Humans have two βTrCP paralogs: βTrCP1 (also known as FBXW1 or BTRC) and βTrCP2 (also known as FBXW11) with indistinguishable biochemical properties. Indeed, they share 86% identical amino acids in the F-box responsible for substrate specificity [33]. The two proteins are encoded by distinct genes localized on 10q24.32 for BTRC and 5q35.1 for FBXW11 [15, 34]. The expression of BTRC and FBXW11 mRNAs was studied by a semi-quantitative RT-PCR in our panel of MCL cell lines (Granta519, JeKo1, JVM2, Mino, NCEB1, REC1 and Z138 cells; Additional file 2: Table S5). The FBXW11 gene was expressed at a basal low level; by contrast, BTRC gene was expressed in all tested cells although with various levels (data not shown). Some commercially available antibodies against βTrCP detect unrelated proteins in western blots [35]. However, we validated an antibody directed against the βTrCP1 protein using Granta519 and MINO cells transiently transfected with pcDNA3-Flag-βTrCP1 and −2 expression plasmids ([26], data not shown). Two forms of βTrCP1 were detected in JeKo1, NCEB1 and REC1 cells. Etoposide treatment had no effects on βTrCP1 level in MCL cells (Fig. 4d). Moreover, the analysis of βTrCP1 level in the panel of MCL cells revealed a heterogeneous expression with no correlation with the magnitude of response towards etoposide (Fig. 4e). These data suggested that βTrCP was not altered in REC1 cells and not involved in cells resistance.
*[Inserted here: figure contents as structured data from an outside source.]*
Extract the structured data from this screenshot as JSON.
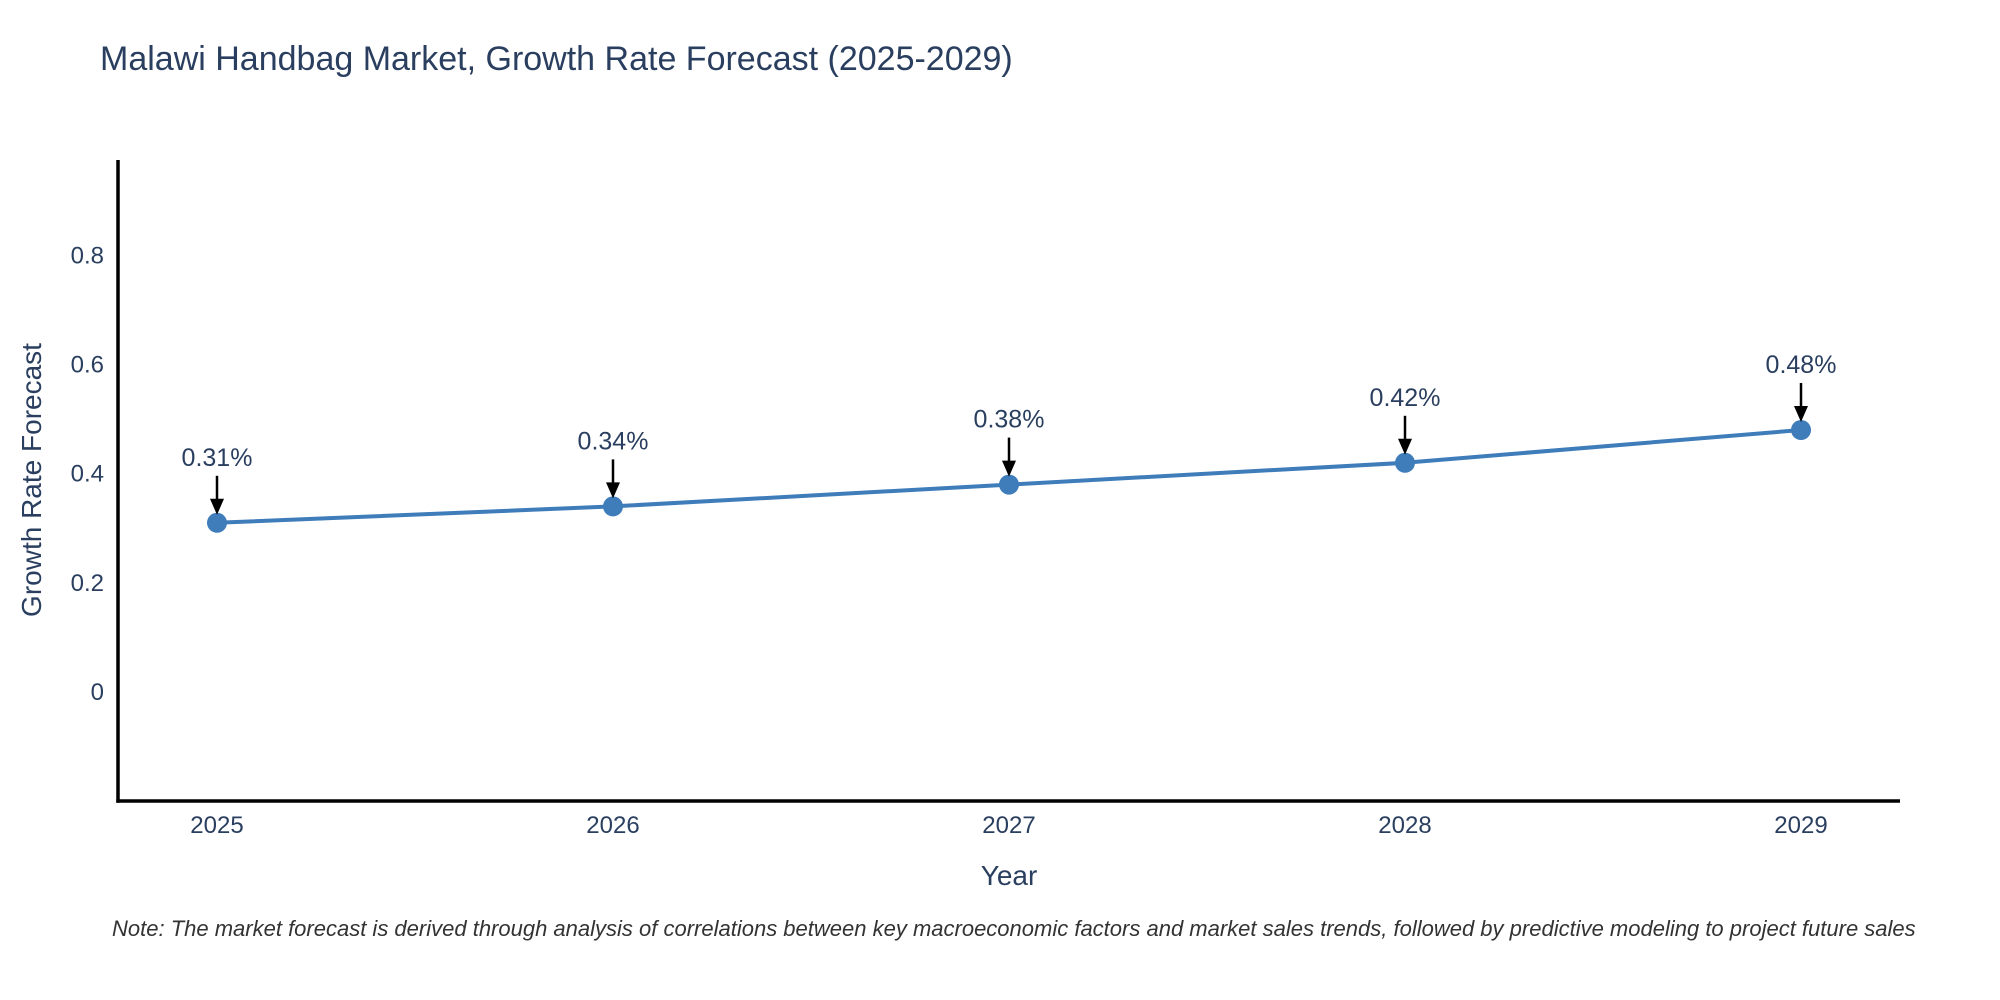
{
  "chart_data": {
    "type": "line",
    "title": "Malawi Handbag Market, Growth Rate Forecast (2025-2029)",
    "xlabel": "Year",
    "ylabel": "Growth Rate Forecast",
    "x": [
      2025,
      2026,
      2027,
      2028,
      2029
    ],
    "values": [
      0.31,
      0.34,
      0.38,
      0.42,
      0.48
    ],
    "point_labels": [
      "0.31%",
      "0.34%",
      "0.38%",
      "0.42%",
      "0.48%"
    ],
    "xtick_labels": [
      "2025",
      "2026",
      "2027",
      "2028",
      "2029"
    ],
    "yticks": [
      0,
      0.2,
      0.4,
      0.6,
      0.8
    ],
    "ytick_labels": [
      "0",
      "0.2",
      "0.4",
      "0.6",
      "0.8"
    ],
    "xlim": [
      2024.75,
      2029.25
    ],
    "ylim": [
      -0.2,
      0.975
    ],
    "grid": false,
    "legend": "none",
    "note": "Note: The market forecast is derived through analysis of correlations between key macroeconomic factors and market sales trends, followed by predictive modeling to project future sales",
    "colors": {
      "line": "#3e7cba",
      "marker": "#3e7cba",
      "axis_line": "#000000",
      "tick_text": "#2a3f5f",
      "annotation_text": "#2a3f5f",
      "annotation_arrow": "#000000",
      "title_text": "#2a3f5f",
      "note_text": "#333333",
      "background": "#ffffff"
    }
  }
}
The 26S proteasome is a macromolecular machinery composed of the 20S catalytic core and the 19S regulator [36]. The 20S core complex is shaped as a cylinder formed by a stack of four rings, each ring consisting in seven distinct subunits. The two outer rings are made of the α subunits (α1-α7); they mediate the interaction with the 19S regulatory core. The two inner rings are made of the β subunits (β1-β7); they possess at least three distinct proteolytic activities that can be monitored using specific fluorogenic substrates: Suc-LLVY-AMC, Z-ARR-AMC, and Z-LLE-AMC, respectively. β1, β2 and β5 subunits are referred to as having caspase-, trypsin-, and chymotrypsin-like activities based on their preference for cleaving peptides [36]. We further analyzed the 20S proteasome activity in cell lysates from either non-treated JeKo1 and REC1 cells or following a treatment with various proteasome inhibitors. In all cell extracts, chymotrypsin-, trypsin-, and caspase-like activities increased over time to reach a plateau at 60 min (data not shown). Therefore, we compared cells in various culture conditions at that time. As presented in Fig. 5 (left and right histograms), chymotrypsin and caspase-like activities were similar for JeKo1 and REC1 cells and inhibited by a MG-132 treatment. In agreement with our data, MG-132 binds with a high affinity the β5 site and a lower activity the β1 site of the proteasome [36]. In sharp contrast, the trypsin-like activity of the β2 site in REC1 cells was reduced compared to JeKo1 cells (p = 0.00083229 with the t-test). Whatever the initial activity, it was reduced to the same extent after bortezomib or leupeptin treatments (Fig. 5, middle panel). Bortezomib and leupeptin are both inhibitors of the trypsin-like activity [36]. These results showed that the trypsin-like activity of the 20S core particle is lowered in REC1 cells compared to JeKo1 cells.